Turkey snubs French mediation offer with Kurdish militia
Turkey on Friday rejected a French offer to mediate with the Syrian Democratic Forces which is dominated by a Kurdish militia blacklisted by Ankara, condemning Paris’ “wrong stance”.
French President Emmanuel Macron offered late on Thursday to facilitate dialogue between the two sides after he met a delegation of Kurdish and Arab fighters.
Macron said he hoped this could be set up with help from Paris and the international community.
Turkey dismissed it out of hand in a move likely to further fuel tension with France, which has expressed clear concerns over an ongoing Turkish military operation in northern Syria.
Macron’s comments were not well received by Turkish President Recep Tayyip Erdogan, who said he was “extremely saddened by France’s… wrong stance”.
“We have no need for mediation… Since when has Turkey had an issue of sitting down at the table with terror organisation?” Erdogan thundered during a speech in Ankara.
Presidential spokesman Ibrahim Kalin said on Twitter that Turkey rejected “any efforts to promote ‘dialogue’, ‘contact’ or ‘mediation’ between Ankara and those terrorist organisations”.
“It is not possible to say a country which welcomes the YPG at the Elysee is unbiased. You are already on the side of terrorists,” Turkish Foreign Minister Mevlut Cavusoglu said.
The backbone of the SDF is the Kurdish People’s Protection Units (YPG), a militia group which has been driven out of its Afrin stronghold by the Turkish offensive.
The YPG is the military wing of the main Syrian Kurdish political movement, the Democratic Union Party (PYD).
The Turkish military launched its offensive against the YPG in January, targeting the group over its ties with the outlawed Kurdistan Workers’ Party (PKK) which has waged an insurgency inside Turkey since 1984 and which Ankara blacklists as a terror group.

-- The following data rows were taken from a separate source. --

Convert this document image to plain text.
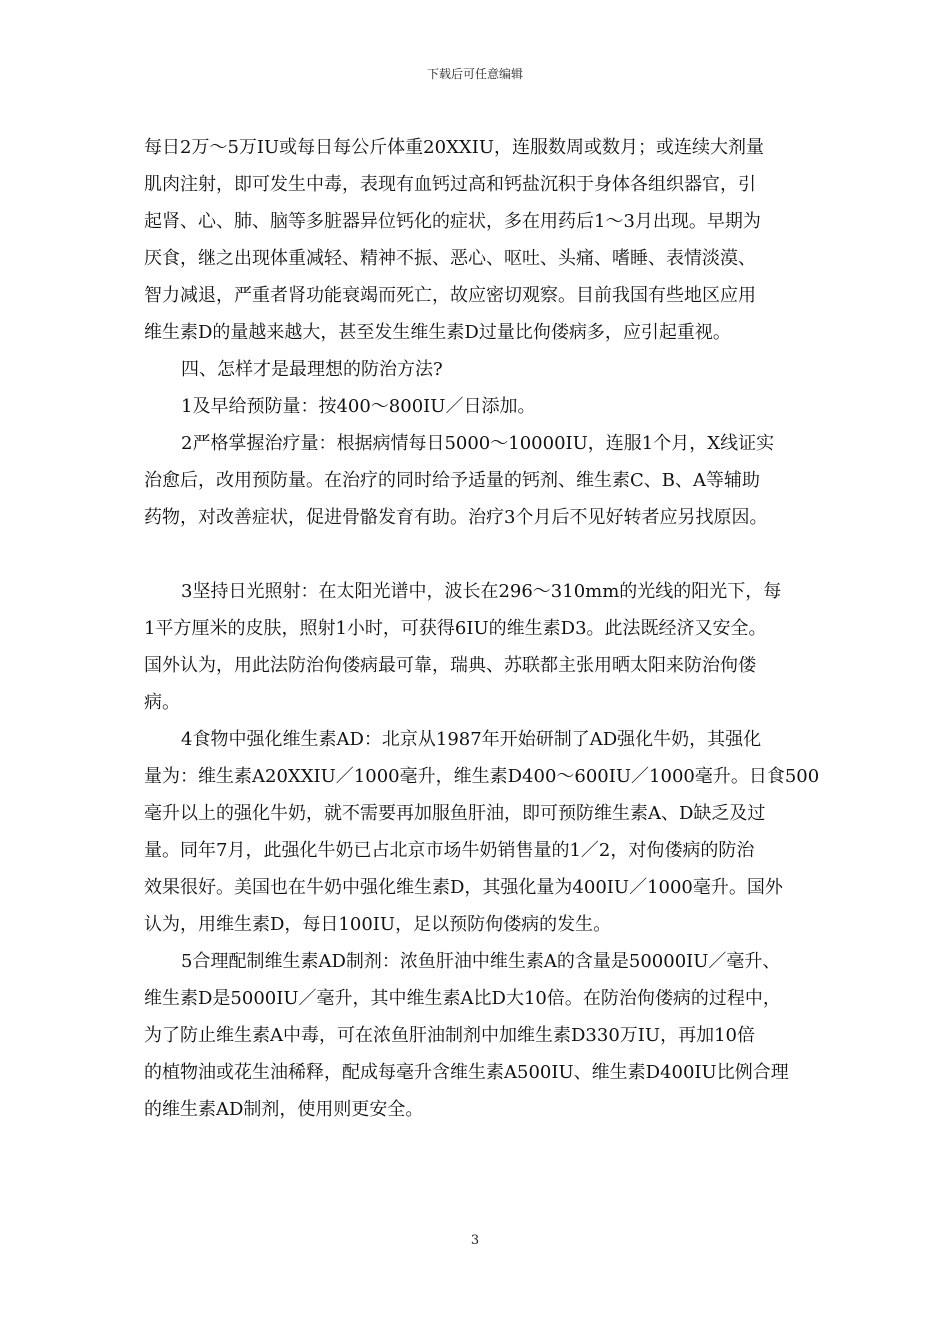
下载后可任意编辑
每日2万～5万IU或每日每公斤体重20XXIU，连服数周或数月；或连续大剂量
肌肉注射，即可发生中毒，表现有血钙过高和钙盐沉积于身体各组织器官，引
起肾、心、肺、脑等多脏器异位钙化的症状，多在用药后1～3月出现。早期为
厌食，继之出现体重减轻、精神不振、恶心、呕吐、头痛、嗜睡、表情淡漠、
智力减退，严重者肾功能衰竭而死亡，故应密切观察。目前我国有些地区应用
维生素D的量越来越大，甚至发生维生素D过量比佝偻病多，应引起重视。
四、怎样才是最理想的防治方法?
1及早给预防量：按400～800IU／日添加。
2严格掌握治疗量：根据病情每日5000～10000IU，连服1个月，X线证实
治愈后，改用预防量。在治疗的同时给予适量的钙剂、维生素C、B、A等辅助
药物，对改善症状，促进骨骼发育有助。治疗3个月后不见好转者应另找原因。
3坚持日光照射：在太阳光谱中，波长在296～310mm的光线的阳光下，每
1平方厘米的皮肤，照射1小时，可获得6IU的维生素D3。此法既经济又安全。
国外认为，用此法防治佝偻病最可靠，瑞典、苏联都主张用晒太阳来防治佝偻
病。
4食物中强化维生素AD：北京从1987年开始研制了AD强化牛奶，其强化
量为：维生素A20XXIU／1000毫升，维生素D400～600IU／1000毫升。日食500
毫升以上的强化牛奶，就不需要再加服鱼肝油，即可预防维生素A、D缺乏及过
量。同年7月，此强化牛奶已占北京市场牛奶销售量的1／2，对佝偻病的防治
效果很好。美国也在牛奶中强化维生素D，其强化量为400IU／1000毫升。国外
认为，用维生素D，每日100IU，足以预防佝偻病的发生。
5合理配制维生素AD制剂：浓鱼肝油中维生素A的含量是50000IU／毫升、
维生素D是5000IU／毫升，其中维生素A比D大10倍。在防治佝偻病的过程中，
为了防止维生素A中毒，可在浓鱼肝油制剂中加维生素D330万IU，再加10倍
的植物油或花生油稀释，配成每毫升含维生素A500IU、维生素D400IU比例合理
的维生素AD制剂，使用则更安全。
3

– France ‘cooperating with terror’ –
“Turkey’s position on PKK/PYD/YPG, which seeks to legitimise itself as SDF, is perfectly clear,” Kalin said, warning Paris against taking any steps which could be construed as legitimising terror groups.
“The countries we consider friends and allies must take a clear stand against all forms of terrorism,” he said.
“The various names and disguises cannot hide the true identity of the terrorist organisation.”
Both France and the United States have worked closely with YPG fighters in the battle against Islamic State jihadists in Syria.
During Thursday’s talks, Macron acknowledged the “role of the SDF in the fight against Daesh”, the Elysee said using an Arabic acronym for IS.
Macron and Erdogan have spoken several times on the phone since Turkey’s operation began on January 20.
But the Turkish president said that Macron had made “strange remarks” in a call about Syria last week. “I was forced to point it out to him, even if the tone was a bit raised,” he said, without giving details.
Deputy Prime Minister Bekir Bozdag took a much tougher line, lashing out at France and warning that any country cooperating with “terrorists” would be on Turkey’s radar.
“France’s assurance of support for PYD/YPG/YPJ terror organisations is clear cooperation and solidarity with terror groups attacking Turkey,” wrote Bozdag on Twitter.
YPJ is the women’s force within the YPG.
– A sharp warning –
Kurdish official Asya Abdullah told reporters after the meeting with Macron that France was planning on sending “new French troops to Manbij” — an area east of Afrin where Turkey has threatened to expand its campaign.
“The cooperation will be reinforced,” she said.
But Macron’s office on Friday said it was not planning any new military operation on the ground in northern Syria outside the international coalition against IS.
Before the statement, Bozdag warned that those working with terror groups would become Turkey’s target and hoped France would not take such an “irrational step”.
“Those who cooperate with terror groups against Turkey … and attack Turkey alongside terrorists will get the same treatment that we inflict upon those terrorists,” said Bozdag, who is also the government spokesman.
About 10 days into the Turkish operation in Syria, Macron had incensed Turkish officials by saying France would have a “real problem” if the campaign turned out to be an “invasion operation”.
The comments drew a sharp response from Turkish authorities, saying that Turkey has never been “colonialist” in its history, urging Paris to look at its own past.
On March 18, Turkish forces and their rebel allies took full control of Afrin, with the YPG largely withdrawing without a fight.